Está en la playa de noche. Las sombrillas y las toallas están esparcidas por la arena. Lo rodean sombras de personas que no reconoce. Sus niños están con él, asustados; su hijo junto a él, y su niña en sus brazos, sollozando. No ve a su mujer. Tiene miedo, y frío. Aprieta a su hija contra el pecho y acerca a su hijo hacia él. Lo mira y le revuelve el pelo. Cuando alza la mirada de nuevo el mar ya no es negro plateado, ahora es verde, verde brillante como un bonito ojo, y el cielo luce celeste. Al fondo hay una línea blancuzca; sabe lo que es. Babel, murmura.

Se despertó en plena madrugada y, como le costaba coger de nuevo el sueño, se levantó y se sentó en el escritorio. Tenía ganas de expresar lo que había sentido aquella tarde, quería escribir algo dedicado a los voluntarios, a esos jóvenes de chaleco y carpeta que tanto molestan a los transeúntes, especialmente dedicado a aquella chica, y pensando en sus ojos escribió un posible título, «Verde frontera». Deseaba contar algo para que quien lo leyera se dejara hipnotizar por los ojos de cualquier voluntario, fuesen del color que fuesen, que se detuviese a escucharlos con atención, que vieran que doce euros pueden suponer mucho, aunque gran parte de esos doce euros se queden en el camino.
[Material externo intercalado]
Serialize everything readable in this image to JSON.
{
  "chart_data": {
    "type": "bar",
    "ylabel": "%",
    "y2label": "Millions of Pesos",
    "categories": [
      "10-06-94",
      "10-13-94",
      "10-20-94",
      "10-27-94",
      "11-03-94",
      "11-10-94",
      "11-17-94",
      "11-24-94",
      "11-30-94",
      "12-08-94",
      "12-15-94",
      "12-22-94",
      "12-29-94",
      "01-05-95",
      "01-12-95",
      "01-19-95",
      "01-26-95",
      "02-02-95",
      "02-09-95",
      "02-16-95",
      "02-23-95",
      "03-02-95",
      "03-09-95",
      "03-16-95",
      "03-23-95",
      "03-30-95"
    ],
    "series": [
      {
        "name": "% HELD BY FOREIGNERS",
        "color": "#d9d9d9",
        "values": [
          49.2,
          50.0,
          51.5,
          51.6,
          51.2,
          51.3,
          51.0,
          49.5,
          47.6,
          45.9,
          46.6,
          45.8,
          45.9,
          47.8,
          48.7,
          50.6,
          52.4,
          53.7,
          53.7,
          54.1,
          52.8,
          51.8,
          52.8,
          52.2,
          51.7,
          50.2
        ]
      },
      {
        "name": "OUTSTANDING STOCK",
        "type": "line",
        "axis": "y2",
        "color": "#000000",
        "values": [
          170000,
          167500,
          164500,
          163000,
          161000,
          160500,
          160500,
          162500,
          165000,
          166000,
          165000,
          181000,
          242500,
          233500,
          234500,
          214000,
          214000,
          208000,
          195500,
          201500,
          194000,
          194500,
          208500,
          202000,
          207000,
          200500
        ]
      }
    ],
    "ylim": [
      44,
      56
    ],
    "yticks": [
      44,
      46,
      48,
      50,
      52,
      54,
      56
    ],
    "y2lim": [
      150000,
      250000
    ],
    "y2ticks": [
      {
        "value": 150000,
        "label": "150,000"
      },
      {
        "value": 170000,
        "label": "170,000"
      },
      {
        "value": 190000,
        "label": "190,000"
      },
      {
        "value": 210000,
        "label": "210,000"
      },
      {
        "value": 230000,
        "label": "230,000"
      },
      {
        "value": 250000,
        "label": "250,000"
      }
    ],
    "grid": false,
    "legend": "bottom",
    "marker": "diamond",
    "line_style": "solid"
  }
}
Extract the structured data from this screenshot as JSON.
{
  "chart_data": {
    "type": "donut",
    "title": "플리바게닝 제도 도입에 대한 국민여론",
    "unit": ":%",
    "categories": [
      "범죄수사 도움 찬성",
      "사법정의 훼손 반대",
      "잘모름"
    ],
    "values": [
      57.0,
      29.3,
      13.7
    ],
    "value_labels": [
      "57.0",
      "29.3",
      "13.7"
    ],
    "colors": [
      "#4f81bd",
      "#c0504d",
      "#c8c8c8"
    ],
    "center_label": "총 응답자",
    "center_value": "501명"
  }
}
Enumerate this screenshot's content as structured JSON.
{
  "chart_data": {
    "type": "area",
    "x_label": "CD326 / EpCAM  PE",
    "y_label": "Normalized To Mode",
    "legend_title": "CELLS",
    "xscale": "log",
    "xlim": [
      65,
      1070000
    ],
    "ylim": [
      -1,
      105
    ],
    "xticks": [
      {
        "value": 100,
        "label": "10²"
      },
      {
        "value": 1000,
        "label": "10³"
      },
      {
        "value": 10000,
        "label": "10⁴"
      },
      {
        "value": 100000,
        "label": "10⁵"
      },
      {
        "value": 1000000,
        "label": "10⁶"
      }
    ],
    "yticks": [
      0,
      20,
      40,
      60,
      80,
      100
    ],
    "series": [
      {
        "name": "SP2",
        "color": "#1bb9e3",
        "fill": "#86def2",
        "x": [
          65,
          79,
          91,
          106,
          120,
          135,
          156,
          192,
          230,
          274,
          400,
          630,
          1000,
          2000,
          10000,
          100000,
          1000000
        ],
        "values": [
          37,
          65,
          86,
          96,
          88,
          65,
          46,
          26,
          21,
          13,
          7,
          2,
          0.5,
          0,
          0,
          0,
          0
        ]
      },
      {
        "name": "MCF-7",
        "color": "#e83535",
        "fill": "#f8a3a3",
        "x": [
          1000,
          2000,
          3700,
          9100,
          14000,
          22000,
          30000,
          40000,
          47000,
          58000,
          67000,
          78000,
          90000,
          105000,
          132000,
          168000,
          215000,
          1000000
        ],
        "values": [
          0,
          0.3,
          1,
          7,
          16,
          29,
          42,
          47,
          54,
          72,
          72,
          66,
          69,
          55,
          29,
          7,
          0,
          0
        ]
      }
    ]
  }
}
Pero terminó riéndose de sí mismo. Dejó en la mesa la hoja, donde solo había puesto el título, y se volvió a acostar con esa sensación que tenía últimamente de que escribe solo para él, que a nadie le puede interesar ese cajón que tiene lleno de historias con títulos absurdos.

 


Cecilio Gamaza Hinojo (Medina Sidonia, Cádiz, 1978) trabaja en la construcción, como encargado de obra. Es un apasionado de la literatura. Ha colaborado en algunas revistas y webs, como Insomnia, Cisne Revista Digital, Dentrodelmonolito, Boletín Papenfus, Los 52 golpes, Castle Rock Asylum, Testimonios Paranormales, Diversidad Literaria, Elefante Azul, Las Cenizas de Welles, Editorial División del Norte o El yunque de Hefesto; y en varias antologías.

Un comentario

  1. Los chicos y chicas de los chalecos no son voluntarios, son empleados, cobran un sueldo, bastante magro pero lo cobran. Eres un sentimental Cecilio, un mundo con más gente como tú sería otro mundo, lo que no sé si mejor o peor. Nunca lo sabremos.